Personal information
- Date of birth: 22 March 1986 (age 39)
- Place of birth: Haarlem, Netherlands
- Height: 1.85 m (6 ft 1 in)
- Position: Goalkeeper

Youth career
- SV Hoofddorp
- AZ

Senior career*
- Years: Team / Apps / (Gls)
- 2006–2007: AZ / 3 / (0)
- 2007–2008: Telstar / 1 / (0)
- 2008–2012: MVV / 61 / (0)
- 2012–2013: Helmond Sport / 0 / (0)
- 2013–2014: Turnhout / 2 / (0)
- 2014–2018: EHC
- Total:  / 67 / (0)

International career
- 2006–2007: Netherlands U21 / 1 / (0)

= Job Bulters =

Dutch footballer (born 1986)

Job Bulters (born 22 March 1986) is a Dutch former professional footballer who played as a goalkeeper.

==Club career==
Bulters made his breakthrough for AZ's first squad in 2006, when first and second keeper, Joey Didulica and Khalid Sinouh, were injured. After some luckless games, AZ brought Ronald Waterreus to the club as a replacement. Bulters' contract was not extended at the end of the season. Therefore, he continued his career at Stormvogels Telstar, making his debut on 11 April 2008 in a 0–3 loss to FC Den Bosch, which would prove to be his only appearance for the club. The following season he was signed as the backup goalkeeper behind Ruud Boffin at MVV Maastricht.

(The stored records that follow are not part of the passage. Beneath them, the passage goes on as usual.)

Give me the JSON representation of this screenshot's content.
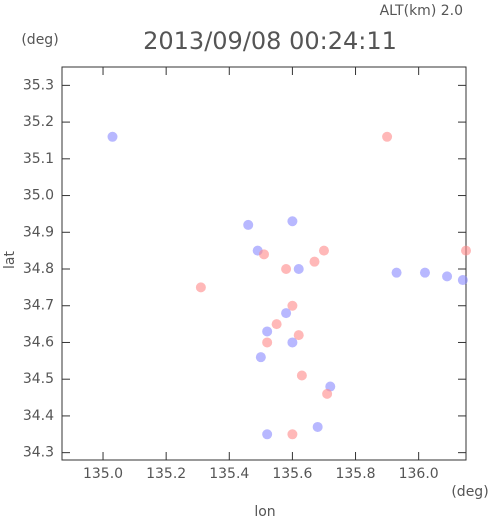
{
  "chart_data": {
    "type": "scatter",
    "title": "2013/09/08 00:24:11",
    "subtitle": "ALT(km) 2.0",
    "y_unit": "(deg)",
    "x_unit": "(deg)",
    "x_label": "lon",
    "y_label": "lat",
    "xlim": [
      134.87,
      136.15
    ],
    "ylim": [
      34.28,
      35.35
    ],
    "xticks": [
      {
        "value": 135,
        "label": "135.0"
      },
      135.2,
      135.4,
      135.6,
      135.8,
      {
        "value": 136,
        "label": "136.0"
      }
    ],
    "yticks": [
      34.3,
      34.4,
      34.5,
      34.6,
      34.7,
      34.8,
      34.9,
      {
        "value": 35,
        "label": "35.0"
      },
      35.1,
      35.2,
      35.3
    ],
    "series": [
      {
        "color": "#8888ff",
        "x": [
          135.46,
          135.6,
          135.49,
          135.62,
          135.58,
          135.52,
          135.6,
          135.5,
          135.72,
          135.68,
          135.52,
          136.02,
          136.14,
          135.93,
          136.09,
          135.03
        ],
        "values": [
          34.92,
          34.93,
          34.85,
          34.8,
          34.68,
          34.63,
          34.6,
          34.56,
          34.48,
          34.37,
          34.35,
          34.79,
          34.77,
          34.79,
          34.78,
          35.16
        ]
      },
      {
        "color": "#ff8888",
        "x": [
          135.9,
          135.51,
          135.58,
          135.67,
          135.55,
          135.62,
          135.63,
          135.52,
          135.71,
          135.6,
          135.31,
          136.15,
          135.7,
          135.6
        ],
        "values": [
          35.16,
          34.84,
          34.8,
          34.82,
          34.65,
          34.62,
          34.51,
          34.6,
          34.46,
          34.35,
          34.75,
          34.85,
          34.85,
          34.7
        ]
      }
    ]
  }
}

On 19 August 2012 he signed a one-year deal with Helmond Sport. He moved abroad to play for Belgian side Turnhout, only to return to the Netherlands a year later to join amateurs EHC Hoensbroek. He announced his retirement a year later.

==International career==
In 2005, he was part of the Dutch squad at the FIFA World Youth Championship.